On September 12, 2021, 1:30-3:00 p.m. (Eastern US time), Professor Sumit Ganguly addressed the Mackinder Forum Seminar on “India, Pakistan and China after the Taliban takeover in Afghanistan.”
Sumit Ganguly is a Distinguished Professor of Political Science and holds the Rabindranath Tagore Chair in Indian Cultures and Civilizations at Indiana University, Bloomington. A specialist on the international and comparative politics of South Asia he is the author, co-author, editor or co-editor of at least twenty books on the region. His most recent books are Deadly Impasse: India and Pakistan at the Dawn of a New Century (Cambridge, 2016), Ascending India and Its State Capacity (Yale University Press, 2017) co-authored with William R. Thompson and The Future of US-India Security Cooperation edited with Christopher Mason (Manchester University Press, 2021) He is currently co-editing the Routledge Handbook of South Asian Security with Frank O’Donnell.

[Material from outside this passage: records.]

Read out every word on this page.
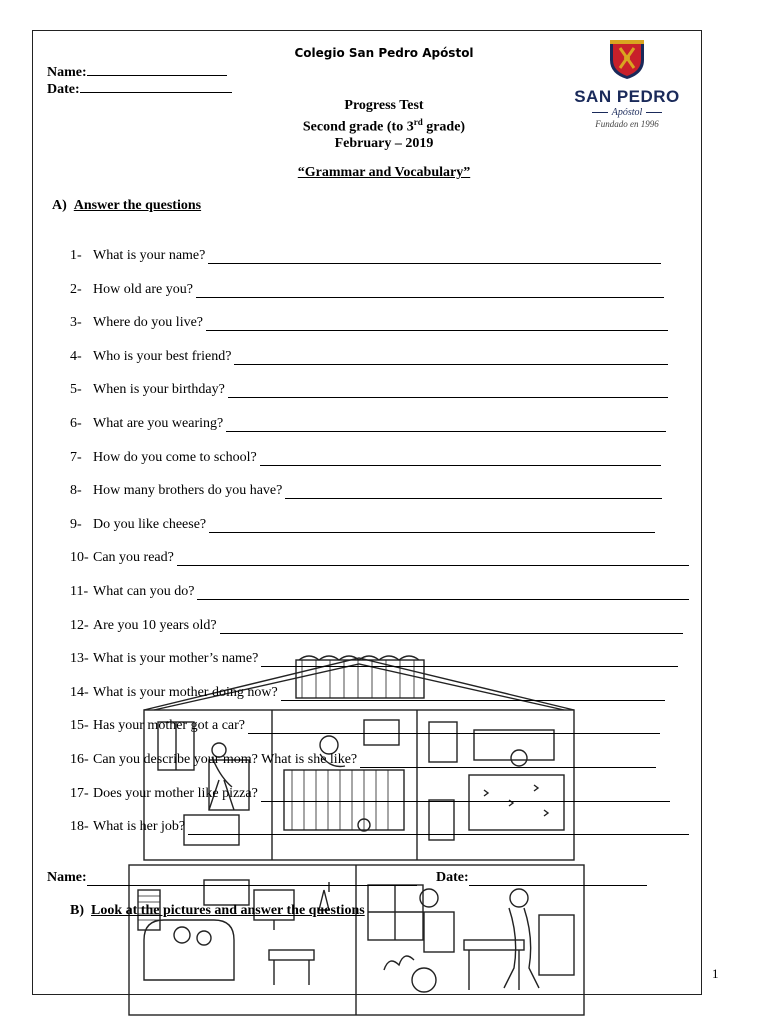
Colegio San Pedro Apóstol
Name:
Date:	SAN PEDRO
Apóstol
Fundado en 1996
Progress Test
Second grade (to 3rd grade)
February – 2019
“Grammar and Vocabulary”
A) Answer the questions
1- What is your name?
2- How old are you?
3- Where do you live?
4- Who is your best friend?
5- When is your birthday?
6- What are you wearing?
7- How do you come to school?
8- How many brothers do you have?
9- Do you like cheese?
10- Can you read?
11- What can you do?
12- Are you 10 years old?
13- What is your mother’s name?
14- What is your mother doing now?
15- Has your mother got a car?
16- Can you describe your mom? What is she like?
17- Does your mother like pizza?
18- What is her job?
Name:	Date:
B) Look at the pictures and answer the questions
1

In 2018-2019 he was an Alexander von Humboldt Fellow at the South Asia Institute of the University of Heidelberg. Professor Ganguly is a member of the Council on Foreign Relations and a Fellow of the American Academy of Arts and Sciences. He is also a columnist for Foreign Policy.com He has served as an Associate Editor of International Security and Security Studies, is a member of the editorial board of International Security and the founding editor of Asian Security.
The consequences of the Taliban takeover of Afghanistan will have markedly different consequences for India, Pakistan and China. India, which was the fifth largest aid donor to Afghanistan and had close ties to the Ghani/Abdullah government probably has the most to lose. It fears that the Taliban resurgence will embolden Islamist insurgents in the disputed state of Jammu and Kashmir and that Afghanistan under the Taliban might yet again become a safe haven for Kashmiri insurgents. For Pakistan, the return of the Taliban has mixed ramifications. On the one hand it fears an influx of refugees in the immediate future. However, its military establishment, which has deep ties to the Taliban, will invariably relish having a mostly sympathetic regime in Kabul. The PRC, which has already reached out to the Taliban, the principal concern will be to ensure that the new regime does not encourage any form of extremism amongst the restive Muslims of Xinjiang province. As long as the Taliban refrain from doing so the PRC will gleefully expand its footprint in Afghanistan in concert with its “all weather ally”, Pakistan.
Sumit Ganguly, “What the Taliban Takeover Means for India,” Foreign Policy, August 17, 2021.